I’d like to let you in on a little secret that not many people are aware of; I’m not a piece of meat that was born for no other purpose than for your pleasure and having a penis doesn’t excuse you for acting like one.
Also, dear older generation, i.e obtuse parents and teachers, by using “boys will be boys” to dismiss rude and indecent behaviour, you’re only giving them a free ticket to get away with “gentle” harassment, which, essentially, is what smacking a girls bum is. It may be harmless but that doesn’t mean it’s okay, in any way shape or form. Not at all. Regardless of whether it’s natural for a boy to be aroused by the female body or, anyone for that matter, it doesn’t make it alright for them to grope me without consent, the same way it’s natural to want sex but it’s not okay to rape someone. Rather than letting them get away with certain things because “boys will be boys” why don’t you teach them from the offset that just because there’s a twitch in their pants every time they see a little leg or an erect nipple, it doesn’t mean they need to comment or touch. Teach them that just because they have testosterone in their body, it doesn’t entitle them to lay their hands upon anyone, nor does it make it okay to make someone feel like rubbish because they didn’t conform to your wants.
Stop letting them use this shitty excuse because they’re male.
You know what upsets me most about this whole subject? No matter how many posts I write, how many videos are on YouTube and how many stories are shared across the internet and within friendship groups and counselling meetings about how wrong it is that men are allowed to get away with this because it’s expected, my five year old sister will still have to grow up in a world where she is constantly objectified and told that how being groped by strangers makes her feel doesn’t matter because boys will be boys.
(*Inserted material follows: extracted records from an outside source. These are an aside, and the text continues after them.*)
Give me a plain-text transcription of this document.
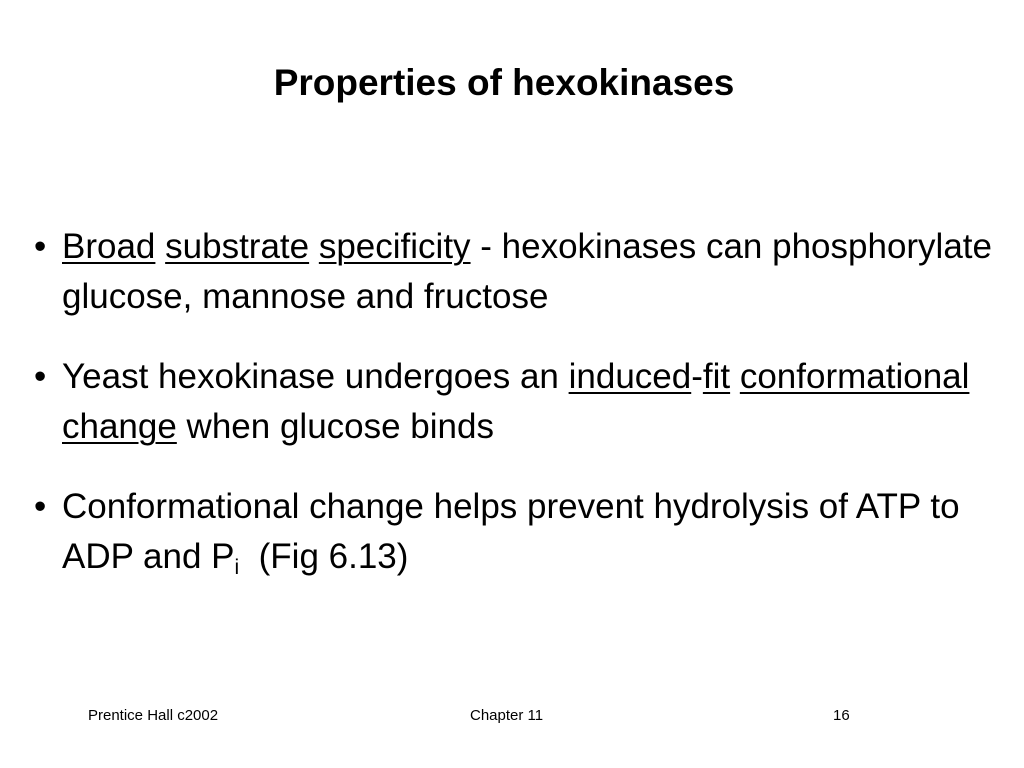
Properties of hexokinases
• Broad substrate specificity - hexokinases can phosphorylate glucose, mannose and fructose
• Yeast hexokinase undergoes an induced-fit conformational change when glucose binds
• Conformational change helps prevent hydrolysis of ATP to ADP and $P_i$  (Fig 6.13)
Prentice Hall c2002	Chapter 11	16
If I were to write this post today, it would probably be a little more structured and informed but I actually can’t be asked and I feel like keeping my previous posts with the same energy they had when I first made them is important to me to see the growth in my writing and blog as a whole. However, I do stand by the fact that withholding the weak fall back excuse of “boys will be boys” is a very damaging mindset to enforce upon future generations and you’re a dick if you do so. Sure, it can be used as an explanation, but by no means should it be an excuse.